After the death of Dr. Adams in the mid nineteen eighties, the BBC produced a film that was directed by Richard Gordon called The Good Dr. Adams. This film was neither a documentary nor reconstruction of Adams’s life but a dramatization of the events leading up to and including both his trial for murder and the aftermath of the trial. This film actually shows its audience Adams giving out lethal doses of both heroine and morphine, thus putting into your head the question “Did he kill her and the other patients that died under his care?”
The opening to this film is quite unusual. It has a row of big trees either side of the screen and then a big, expensive Rolls Royce drives into view, as this continues slow and mournful music begins to play and sounds as if it is played by string instruments. From this it cuts to a shot of Doctor Adams’s his big, fat smiling face and the music changes with the cut to a happier and faster tune. Everything shown to us so far tells us that life is going well for this fat, prosperous middle-aged man. As he drives his Rolls Royce through the busy Eastbourne streets he waves to the street personnel. Upon his arrival at the Balmoral nursing home, the matron greets him and they begin to discuss the death of one of Dr. Adam’s patients. He reaches into his deep pocket and hand the matron a set of crumpled and battered paper; these are the patient’s cremation and death certificates. This is where we are first shown the fact the he is disorganised, weather this happened or not is unknown to us, but the director’s choice to put this in the film reacquaints us with the question of the Doctors competence.

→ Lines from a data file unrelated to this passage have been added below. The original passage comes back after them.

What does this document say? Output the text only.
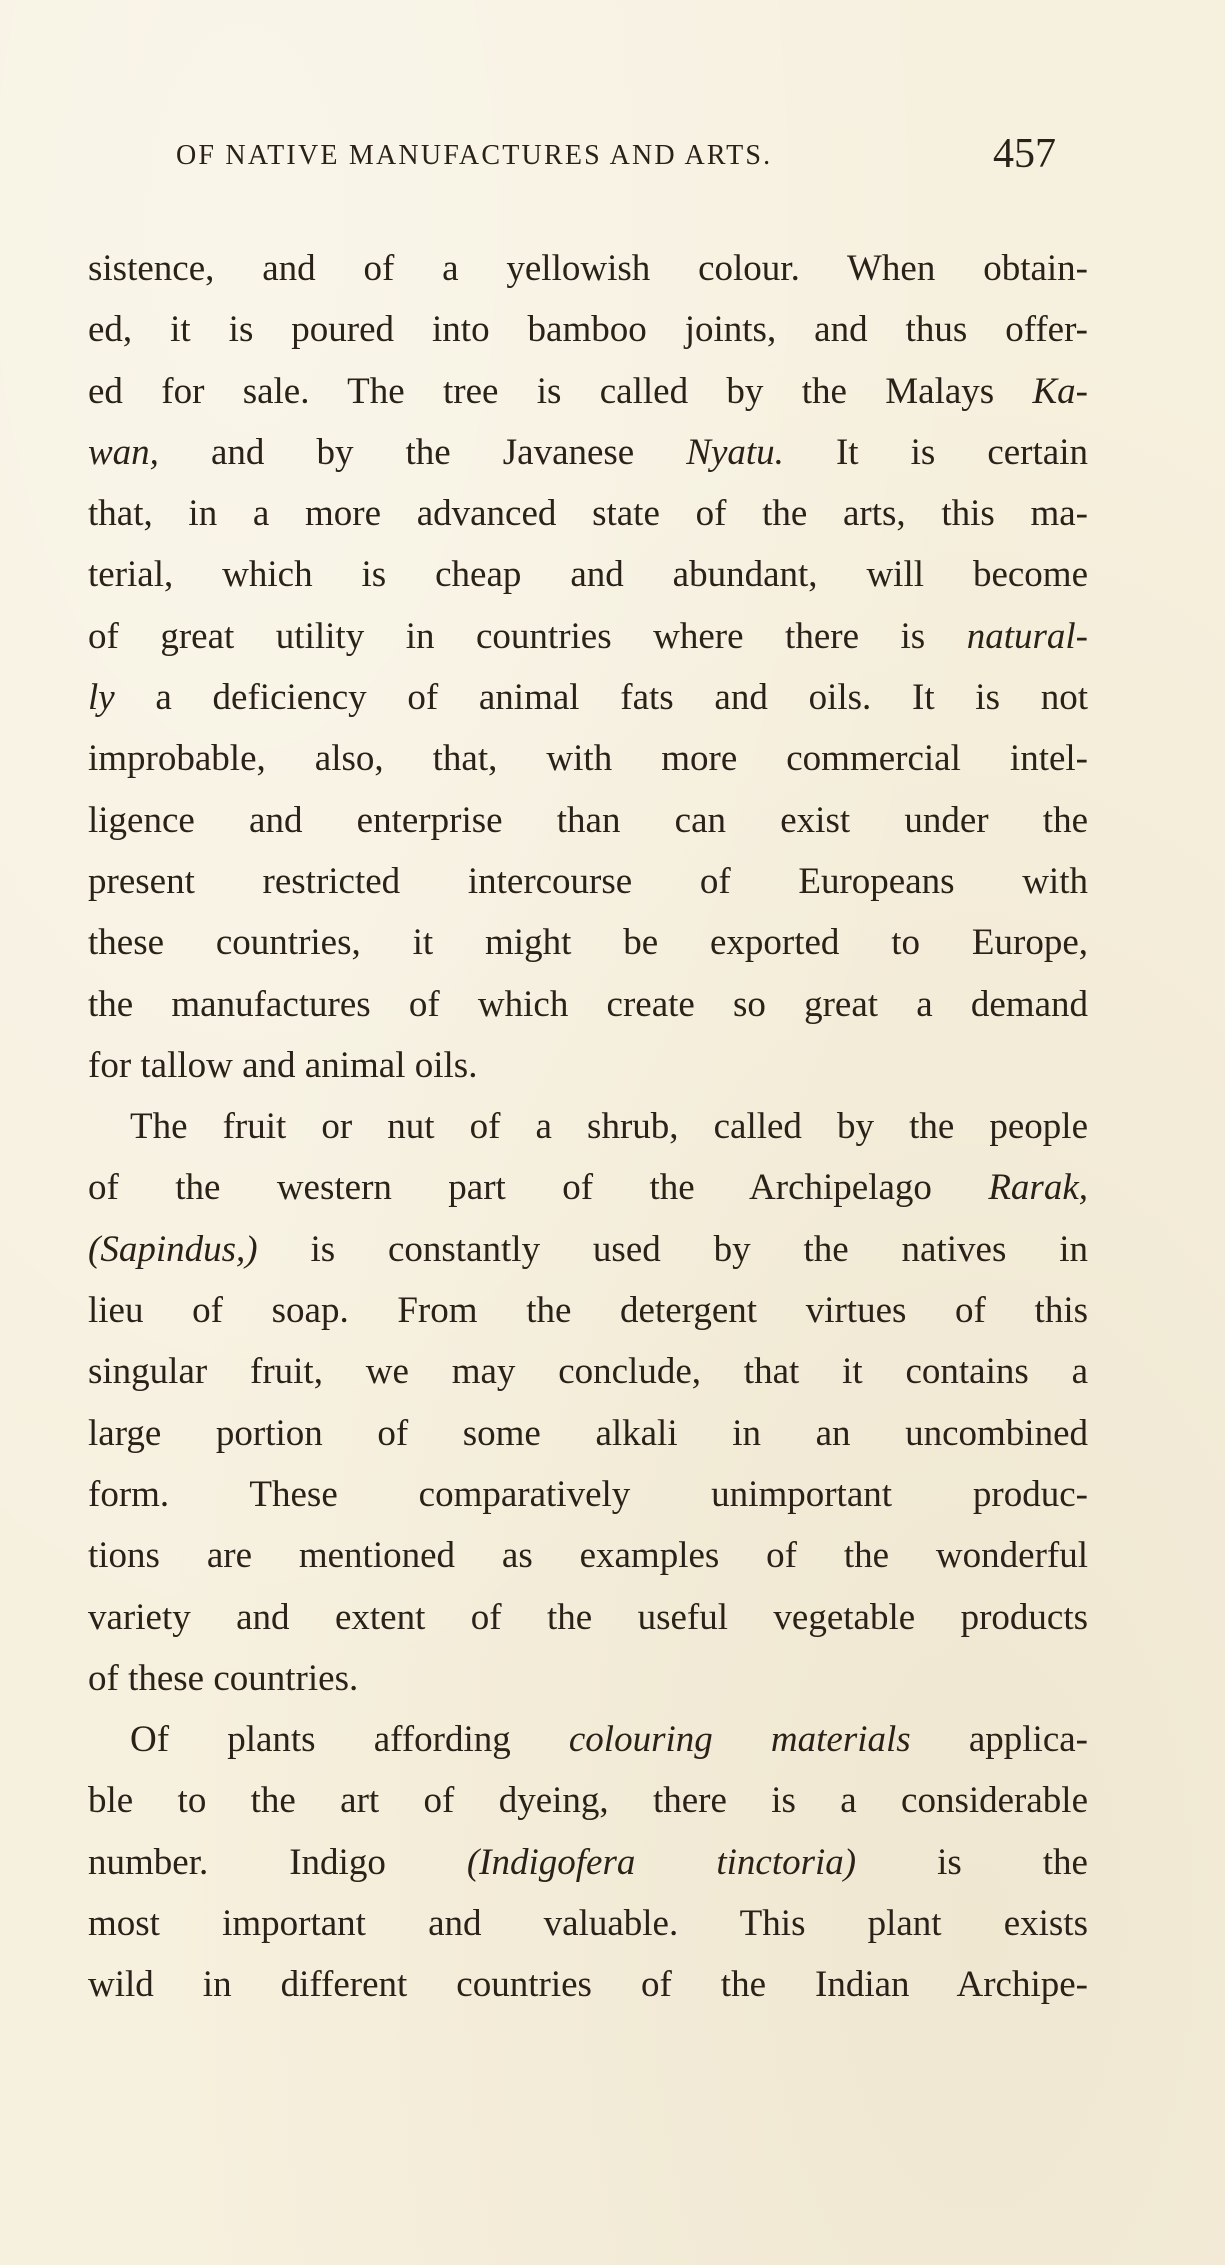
OF NATIVE MANUFACTURES AND ARTS.	457
sistence, and of a yellowish colour. When obtain-
ed, it is poured into bamboo joints, and thus offer-
ed for sale. The tree is called by the Malays Ka-
wan, and by the Javanese Nyatu. It is certain
that, in a more advanced state of the arts, this ma-
terial, which is cheap and abundant, will become
of great utility in countries where there is natural-
ly a deficiency of animal fats and oils. It is not
improbable, also, that, with more commercial intel-
ligence and enterprise than can exist under the
present restricted intercourse of Europeans with
these countries, it might be exported to Europe,
the manufactures of which create so great a demand
for tallow and animal oils.
The fruit or nut of a shrub, called by the people
of the western part of the Archipelago Rarak,
(Sapindus,) is constantly used by the natives in
lieu of soap. From the detergent virtues of this
singular fruit, we may conclude, that it contains a
large portion of some alkali in an uncombined
form. These comparatively unimportant produc-
tions are mentioned as examples of the wonderful
variety and extent of the useful vegetable products
of these countries.
Of plants affording colouring materials applica-
ble to the art of dyeing, there is a considerable
number. Indigo (Indigofera tinctoria) is the
most important and valuable. This plant exists
wild in different countries of the Indian Archipe-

The way this film has been structured is quite a common way that is used by most of the Hollywood directors during their careers. It is structured as a tripartite. The first part of this film deals with Dr’ Adams’s personality, with the background to the main part of the story and his life leading up to the trial. The second part of the film is the main part of it, and it gives quite a detailed account of the trial. The third and final part of the dramatization of Adam’s life is mainly the aftermath of the trial, but it finishes with another funeral procession, although it is not another of Adams’s patients it is Adams himself who died in the mid nineteen eighties.
The court case that we see during he film is set in the Old Bailey, in London, but was actually filmed in Liverpool’s major court house. As the case begins we are shown Adams in his cell, but because he is on remand he is in his own clothes and able to read newspapers and books. The meets with his lawyer MR Geoffrey Lawrence and discusses the forthcoming trial.